The mission of the Task Force on Biomedical Engineering Applications is to promote the research, development, education and understanding of the applications of computational intelligence to biomedical engineering.
Biomedical Engineering (BE) aims to apply engineering principles to biomedical systems. A biomedical system may be very broadly defined as any engineered device or apparatus that interacts with a biological entity to achieve a medical purpose. Examples of biomedical systems include medical diagnostic systems, theranostics, medical imaging, advanced prosthetics, biosensors, telemedicine and many more. This is a fast-growing research area which is throwing up many complex problems as researchers grapple with the need to model complex systems and interpret massive biological and medical datasets. Computational Intelligence (CI) has proven highly successful in its application to more traditional engineering disciplines. CI approaches contribute in a wide variety of ways including design, mathematical, probabilistic and statistical modelling, control, automation and optimisation, safety and reliability, system identification, monitoring and fault detection. There is therefore strong motivation to bring this experience to bear on the considerably more complex research challenges posed by BE.
The scope of the task force will be to identify, support and encourage all areas where CI can have a major impact. Currently applications of CI to BE are varied and disparate. They include data mining, probabilistic modelling, pattern recognition, classification, optimisation, and parameter estimation applied to a wide range of medical conditions. A central focus for the task force will be to discover common approaches and problems, clearly identify the strengths CI brings and create communities and standards focussed on major application areas with potential for real impact and improvement of BE. This will bring together existing researchers and also encourage other CI researchers into the area.
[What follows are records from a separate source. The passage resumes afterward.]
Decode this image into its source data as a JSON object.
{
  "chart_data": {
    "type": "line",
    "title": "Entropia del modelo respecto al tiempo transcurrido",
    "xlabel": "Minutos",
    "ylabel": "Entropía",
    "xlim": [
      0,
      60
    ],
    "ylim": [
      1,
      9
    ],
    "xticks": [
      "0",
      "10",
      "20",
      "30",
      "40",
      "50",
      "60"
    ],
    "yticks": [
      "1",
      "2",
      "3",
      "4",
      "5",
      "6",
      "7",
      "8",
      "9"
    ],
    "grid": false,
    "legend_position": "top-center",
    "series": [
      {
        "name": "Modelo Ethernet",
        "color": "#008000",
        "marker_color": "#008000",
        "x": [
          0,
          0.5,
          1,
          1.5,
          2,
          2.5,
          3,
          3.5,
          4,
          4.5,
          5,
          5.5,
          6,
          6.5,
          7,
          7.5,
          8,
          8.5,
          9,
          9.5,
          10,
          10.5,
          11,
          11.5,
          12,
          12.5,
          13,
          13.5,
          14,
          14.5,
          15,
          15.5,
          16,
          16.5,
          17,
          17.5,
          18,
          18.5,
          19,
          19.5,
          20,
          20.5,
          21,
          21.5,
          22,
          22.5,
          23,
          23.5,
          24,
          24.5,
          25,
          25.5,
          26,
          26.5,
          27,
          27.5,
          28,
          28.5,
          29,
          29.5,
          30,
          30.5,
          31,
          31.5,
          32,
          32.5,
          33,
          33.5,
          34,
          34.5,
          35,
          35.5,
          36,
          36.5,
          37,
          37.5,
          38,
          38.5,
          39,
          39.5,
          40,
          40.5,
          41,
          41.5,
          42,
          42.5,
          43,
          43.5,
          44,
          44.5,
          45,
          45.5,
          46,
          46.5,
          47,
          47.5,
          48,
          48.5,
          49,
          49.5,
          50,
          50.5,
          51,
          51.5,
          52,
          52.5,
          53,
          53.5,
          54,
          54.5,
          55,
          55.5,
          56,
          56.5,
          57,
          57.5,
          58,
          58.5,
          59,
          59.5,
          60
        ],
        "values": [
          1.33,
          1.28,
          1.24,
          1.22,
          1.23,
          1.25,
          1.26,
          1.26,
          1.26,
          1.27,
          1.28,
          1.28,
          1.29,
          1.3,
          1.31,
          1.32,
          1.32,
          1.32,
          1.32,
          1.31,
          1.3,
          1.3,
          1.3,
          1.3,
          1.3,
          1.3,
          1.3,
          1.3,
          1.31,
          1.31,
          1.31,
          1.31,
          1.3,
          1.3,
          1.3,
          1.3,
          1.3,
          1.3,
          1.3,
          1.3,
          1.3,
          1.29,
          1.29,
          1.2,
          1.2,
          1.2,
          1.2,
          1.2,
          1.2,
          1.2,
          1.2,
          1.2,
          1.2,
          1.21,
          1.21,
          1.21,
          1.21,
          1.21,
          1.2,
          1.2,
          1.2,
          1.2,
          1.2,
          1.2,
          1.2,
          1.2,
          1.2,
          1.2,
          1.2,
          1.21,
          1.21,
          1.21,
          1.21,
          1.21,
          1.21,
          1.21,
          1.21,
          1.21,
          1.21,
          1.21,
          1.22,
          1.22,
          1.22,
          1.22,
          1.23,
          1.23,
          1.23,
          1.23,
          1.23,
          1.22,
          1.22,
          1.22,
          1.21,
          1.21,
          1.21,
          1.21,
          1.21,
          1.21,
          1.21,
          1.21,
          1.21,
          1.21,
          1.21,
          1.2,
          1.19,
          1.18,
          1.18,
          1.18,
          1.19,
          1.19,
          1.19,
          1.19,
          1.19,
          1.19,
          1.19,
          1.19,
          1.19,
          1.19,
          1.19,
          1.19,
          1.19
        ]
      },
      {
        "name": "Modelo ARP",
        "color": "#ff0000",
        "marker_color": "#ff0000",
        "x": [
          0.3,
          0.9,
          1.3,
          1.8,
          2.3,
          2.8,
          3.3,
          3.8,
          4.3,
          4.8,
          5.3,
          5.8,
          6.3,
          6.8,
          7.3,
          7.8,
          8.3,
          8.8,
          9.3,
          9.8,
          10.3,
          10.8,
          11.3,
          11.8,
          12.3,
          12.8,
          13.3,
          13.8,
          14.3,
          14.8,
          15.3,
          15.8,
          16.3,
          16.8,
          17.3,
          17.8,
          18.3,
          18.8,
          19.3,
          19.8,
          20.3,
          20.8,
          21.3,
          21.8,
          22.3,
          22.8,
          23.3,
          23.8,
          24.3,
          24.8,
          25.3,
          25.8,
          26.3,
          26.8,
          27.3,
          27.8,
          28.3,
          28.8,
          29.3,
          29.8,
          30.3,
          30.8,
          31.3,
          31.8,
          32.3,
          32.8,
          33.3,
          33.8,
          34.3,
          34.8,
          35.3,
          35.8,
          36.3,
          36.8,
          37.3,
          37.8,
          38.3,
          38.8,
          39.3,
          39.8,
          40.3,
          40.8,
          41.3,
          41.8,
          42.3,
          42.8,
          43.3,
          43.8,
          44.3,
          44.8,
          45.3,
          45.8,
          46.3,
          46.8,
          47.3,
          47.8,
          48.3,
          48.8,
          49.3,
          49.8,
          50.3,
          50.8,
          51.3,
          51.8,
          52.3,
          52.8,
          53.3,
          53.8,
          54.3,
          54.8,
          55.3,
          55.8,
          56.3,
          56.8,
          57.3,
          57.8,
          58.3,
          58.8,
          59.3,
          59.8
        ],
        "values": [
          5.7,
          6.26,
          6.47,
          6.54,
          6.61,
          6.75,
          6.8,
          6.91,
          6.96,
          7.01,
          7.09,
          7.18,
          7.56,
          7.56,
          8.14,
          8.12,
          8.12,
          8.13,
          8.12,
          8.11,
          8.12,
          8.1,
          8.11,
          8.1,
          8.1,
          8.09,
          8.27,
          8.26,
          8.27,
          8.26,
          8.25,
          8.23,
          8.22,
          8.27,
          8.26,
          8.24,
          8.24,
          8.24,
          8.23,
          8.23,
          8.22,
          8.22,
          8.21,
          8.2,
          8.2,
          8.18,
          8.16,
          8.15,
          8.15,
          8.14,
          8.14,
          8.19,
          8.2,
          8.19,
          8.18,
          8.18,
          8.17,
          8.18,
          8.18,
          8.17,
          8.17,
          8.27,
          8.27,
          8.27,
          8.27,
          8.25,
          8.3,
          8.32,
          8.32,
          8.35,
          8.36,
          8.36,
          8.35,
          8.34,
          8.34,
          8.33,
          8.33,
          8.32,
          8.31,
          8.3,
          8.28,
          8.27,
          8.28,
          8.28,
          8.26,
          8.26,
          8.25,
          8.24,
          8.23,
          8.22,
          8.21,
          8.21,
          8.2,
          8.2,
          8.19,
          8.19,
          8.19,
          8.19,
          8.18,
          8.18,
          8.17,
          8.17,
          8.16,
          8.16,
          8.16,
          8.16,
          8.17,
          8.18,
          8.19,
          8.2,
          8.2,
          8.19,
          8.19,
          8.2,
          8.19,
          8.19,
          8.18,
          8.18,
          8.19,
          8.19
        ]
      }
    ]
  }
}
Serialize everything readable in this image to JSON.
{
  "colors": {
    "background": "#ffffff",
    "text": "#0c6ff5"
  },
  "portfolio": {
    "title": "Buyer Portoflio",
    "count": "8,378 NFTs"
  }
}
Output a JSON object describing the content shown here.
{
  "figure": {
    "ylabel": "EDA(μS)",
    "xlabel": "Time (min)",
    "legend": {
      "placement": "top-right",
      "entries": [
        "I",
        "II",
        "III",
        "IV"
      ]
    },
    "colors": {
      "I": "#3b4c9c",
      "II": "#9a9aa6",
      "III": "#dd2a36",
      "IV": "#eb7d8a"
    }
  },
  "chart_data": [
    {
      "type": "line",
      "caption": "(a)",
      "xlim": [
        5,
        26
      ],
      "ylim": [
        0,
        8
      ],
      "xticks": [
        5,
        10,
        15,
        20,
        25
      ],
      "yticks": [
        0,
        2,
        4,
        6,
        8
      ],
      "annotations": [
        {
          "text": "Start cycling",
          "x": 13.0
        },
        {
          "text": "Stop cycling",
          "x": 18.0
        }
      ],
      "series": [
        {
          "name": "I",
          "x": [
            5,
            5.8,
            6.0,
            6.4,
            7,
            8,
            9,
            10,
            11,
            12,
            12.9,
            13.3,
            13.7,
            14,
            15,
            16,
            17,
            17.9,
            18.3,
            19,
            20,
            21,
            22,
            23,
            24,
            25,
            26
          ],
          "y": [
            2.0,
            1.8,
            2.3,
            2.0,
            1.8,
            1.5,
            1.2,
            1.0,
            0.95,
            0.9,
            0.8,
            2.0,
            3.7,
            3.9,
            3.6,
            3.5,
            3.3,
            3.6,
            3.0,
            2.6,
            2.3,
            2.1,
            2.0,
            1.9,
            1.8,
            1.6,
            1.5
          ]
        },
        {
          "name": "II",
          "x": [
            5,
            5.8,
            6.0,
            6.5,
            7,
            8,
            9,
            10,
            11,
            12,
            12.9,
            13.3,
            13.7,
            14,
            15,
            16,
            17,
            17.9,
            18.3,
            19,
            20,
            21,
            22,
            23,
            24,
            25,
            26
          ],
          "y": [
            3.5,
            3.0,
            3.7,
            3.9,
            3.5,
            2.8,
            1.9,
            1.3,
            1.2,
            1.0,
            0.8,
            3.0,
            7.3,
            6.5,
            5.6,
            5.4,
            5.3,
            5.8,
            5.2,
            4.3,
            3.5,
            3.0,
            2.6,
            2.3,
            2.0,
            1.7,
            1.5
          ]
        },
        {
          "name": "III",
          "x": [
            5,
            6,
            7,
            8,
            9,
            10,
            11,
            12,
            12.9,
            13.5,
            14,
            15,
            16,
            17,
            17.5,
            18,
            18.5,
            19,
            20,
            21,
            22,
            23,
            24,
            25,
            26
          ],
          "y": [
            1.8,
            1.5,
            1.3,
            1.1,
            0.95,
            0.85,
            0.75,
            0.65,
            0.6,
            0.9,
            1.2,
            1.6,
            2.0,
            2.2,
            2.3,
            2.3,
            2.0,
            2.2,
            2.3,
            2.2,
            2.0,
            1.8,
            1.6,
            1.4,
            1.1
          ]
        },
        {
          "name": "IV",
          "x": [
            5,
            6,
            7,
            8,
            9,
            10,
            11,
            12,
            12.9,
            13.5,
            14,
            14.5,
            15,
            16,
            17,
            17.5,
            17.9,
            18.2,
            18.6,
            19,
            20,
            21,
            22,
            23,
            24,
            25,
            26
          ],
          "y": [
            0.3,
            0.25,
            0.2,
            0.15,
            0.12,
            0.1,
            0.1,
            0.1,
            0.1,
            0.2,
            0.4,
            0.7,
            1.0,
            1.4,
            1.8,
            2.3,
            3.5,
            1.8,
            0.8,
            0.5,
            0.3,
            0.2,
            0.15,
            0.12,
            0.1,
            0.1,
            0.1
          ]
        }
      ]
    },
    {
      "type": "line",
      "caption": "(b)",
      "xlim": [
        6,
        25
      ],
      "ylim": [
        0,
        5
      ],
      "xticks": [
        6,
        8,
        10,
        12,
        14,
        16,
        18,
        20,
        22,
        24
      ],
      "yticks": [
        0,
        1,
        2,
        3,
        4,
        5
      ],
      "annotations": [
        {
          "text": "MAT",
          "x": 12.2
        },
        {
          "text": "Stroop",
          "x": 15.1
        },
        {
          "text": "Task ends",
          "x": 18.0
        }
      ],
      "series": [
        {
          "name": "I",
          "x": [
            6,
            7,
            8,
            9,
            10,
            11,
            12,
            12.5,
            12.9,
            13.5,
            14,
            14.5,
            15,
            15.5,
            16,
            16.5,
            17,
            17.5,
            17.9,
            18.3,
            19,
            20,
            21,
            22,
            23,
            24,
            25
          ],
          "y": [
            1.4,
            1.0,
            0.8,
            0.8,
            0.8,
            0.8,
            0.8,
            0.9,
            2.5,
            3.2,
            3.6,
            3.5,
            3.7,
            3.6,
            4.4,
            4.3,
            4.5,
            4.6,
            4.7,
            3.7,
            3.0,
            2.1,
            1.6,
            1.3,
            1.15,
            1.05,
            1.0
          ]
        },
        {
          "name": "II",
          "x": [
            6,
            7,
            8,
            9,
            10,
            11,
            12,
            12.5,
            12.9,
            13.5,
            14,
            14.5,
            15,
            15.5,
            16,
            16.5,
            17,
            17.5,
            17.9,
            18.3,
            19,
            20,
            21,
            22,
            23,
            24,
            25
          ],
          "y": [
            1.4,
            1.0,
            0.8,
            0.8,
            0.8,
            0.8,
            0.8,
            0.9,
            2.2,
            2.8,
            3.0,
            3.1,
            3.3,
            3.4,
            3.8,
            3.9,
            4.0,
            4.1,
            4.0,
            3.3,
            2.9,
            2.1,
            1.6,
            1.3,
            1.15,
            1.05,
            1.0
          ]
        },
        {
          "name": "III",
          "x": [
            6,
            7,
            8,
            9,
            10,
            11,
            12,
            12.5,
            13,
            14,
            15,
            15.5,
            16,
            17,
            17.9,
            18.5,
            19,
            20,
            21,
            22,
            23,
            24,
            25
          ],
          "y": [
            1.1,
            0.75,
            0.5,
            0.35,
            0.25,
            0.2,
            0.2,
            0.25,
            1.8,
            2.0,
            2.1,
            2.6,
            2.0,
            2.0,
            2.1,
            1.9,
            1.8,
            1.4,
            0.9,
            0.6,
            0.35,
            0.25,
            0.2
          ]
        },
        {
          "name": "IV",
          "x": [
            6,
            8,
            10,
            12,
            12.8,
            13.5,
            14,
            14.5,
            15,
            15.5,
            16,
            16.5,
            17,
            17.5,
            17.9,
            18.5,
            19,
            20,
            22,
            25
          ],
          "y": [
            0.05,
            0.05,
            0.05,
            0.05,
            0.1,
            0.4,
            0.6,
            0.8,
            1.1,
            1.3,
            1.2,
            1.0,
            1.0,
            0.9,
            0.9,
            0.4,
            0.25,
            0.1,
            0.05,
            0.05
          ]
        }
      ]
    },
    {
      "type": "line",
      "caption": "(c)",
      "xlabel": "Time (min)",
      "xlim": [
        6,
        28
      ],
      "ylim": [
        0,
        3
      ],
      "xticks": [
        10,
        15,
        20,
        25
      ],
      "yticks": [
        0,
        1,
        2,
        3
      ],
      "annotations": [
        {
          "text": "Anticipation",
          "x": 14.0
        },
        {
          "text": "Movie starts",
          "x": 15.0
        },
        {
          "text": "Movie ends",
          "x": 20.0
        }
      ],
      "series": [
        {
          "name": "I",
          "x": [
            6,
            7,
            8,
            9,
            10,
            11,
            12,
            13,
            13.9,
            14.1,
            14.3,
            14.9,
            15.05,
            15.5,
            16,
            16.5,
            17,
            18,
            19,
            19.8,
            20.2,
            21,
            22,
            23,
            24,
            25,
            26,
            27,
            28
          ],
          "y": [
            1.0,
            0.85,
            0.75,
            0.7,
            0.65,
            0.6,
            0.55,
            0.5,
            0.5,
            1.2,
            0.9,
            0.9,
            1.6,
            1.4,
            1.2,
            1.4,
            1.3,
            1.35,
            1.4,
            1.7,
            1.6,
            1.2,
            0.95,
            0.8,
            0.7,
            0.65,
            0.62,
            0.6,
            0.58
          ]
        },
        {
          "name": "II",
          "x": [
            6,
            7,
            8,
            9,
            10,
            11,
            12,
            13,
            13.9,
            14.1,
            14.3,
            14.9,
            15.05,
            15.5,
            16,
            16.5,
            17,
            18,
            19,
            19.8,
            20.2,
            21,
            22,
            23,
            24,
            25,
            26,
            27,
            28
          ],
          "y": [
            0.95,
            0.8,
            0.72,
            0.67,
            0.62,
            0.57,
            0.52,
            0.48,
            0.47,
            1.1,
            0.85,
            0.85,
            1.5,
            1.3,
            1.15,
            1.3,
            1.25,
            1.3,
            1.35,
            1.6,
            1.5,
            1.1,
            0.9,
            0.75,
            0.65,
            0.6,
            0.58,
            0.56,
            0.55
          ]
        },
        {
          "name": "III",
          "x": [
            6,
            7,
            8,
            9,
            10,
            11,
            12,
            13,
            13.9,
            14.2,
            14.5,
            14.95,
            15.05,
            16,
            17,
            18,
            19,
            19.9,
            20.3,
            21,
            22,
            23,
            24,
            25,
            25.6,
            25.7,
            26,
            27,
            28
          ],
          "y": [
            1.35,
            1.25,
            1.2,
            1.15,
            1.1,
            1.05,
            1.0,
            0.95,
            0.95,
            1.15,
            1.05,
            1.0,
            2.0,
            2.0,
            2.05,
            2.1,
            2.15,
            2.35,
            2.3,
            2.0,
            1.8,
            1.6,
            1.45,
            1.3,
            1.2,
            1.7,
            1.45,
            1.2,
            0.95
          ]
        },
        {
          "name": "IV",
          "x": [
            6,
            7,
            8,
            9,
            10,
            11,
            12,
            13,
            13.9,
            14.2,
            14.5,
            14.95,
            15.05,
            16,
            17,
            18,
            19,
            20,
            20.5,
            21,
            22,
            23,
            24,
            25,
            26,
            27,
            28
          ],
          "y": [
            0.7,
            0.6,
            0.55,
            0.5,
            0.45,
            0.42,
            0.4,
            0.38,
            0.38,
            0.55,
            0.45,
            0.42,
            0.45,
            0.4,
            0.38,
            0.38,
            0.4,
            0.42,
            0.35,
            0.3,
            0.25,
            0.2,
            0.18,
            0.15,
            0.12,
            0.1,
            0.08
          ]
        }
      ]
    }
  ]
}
John McCall obtained his PhD in Mathematics at the University of Aberdeen. His research for the past 18 years has focussed on the study and analysis of a range of naturally-inspired metaheuristics (EA, EDA, PSO, ACO, ANN etc..) and their application to learning and optimisation problems. Major themes of his research include medical treatment optimisation, particularly cancer-related, the development and analysis of novel metaheuristics, particularly Markov-network EDAs, and probabilistic modelling for optimisation and learning. Application areas of this research include medical decision support, oil and gas operations, analysis of biological sequences, scheduling, image analysis and bio-control. Prof. McCall is currently Digital Technologies Theme Leader at the IDEAS Research Institute of Robert Gordon University, Aberdeen.
Lilian Tang received B.Eng. and M.Eng. degrees from Northeastern University, P.R. China, and a Ph.D. degree in Medical Informatics from the University of Cambridge, UK. She has 15 years of experience in applying machine vision to image and video analysis, with a particular focus on the medical domain. During this time she has worked with Addenbrookes Hospital, the Royal Surrey Hospital, the Royal Botanic Gardens, Kew and Moorfields Eye Hospital on a wide range of projects. She is currently a lecturer at the University of Surrey.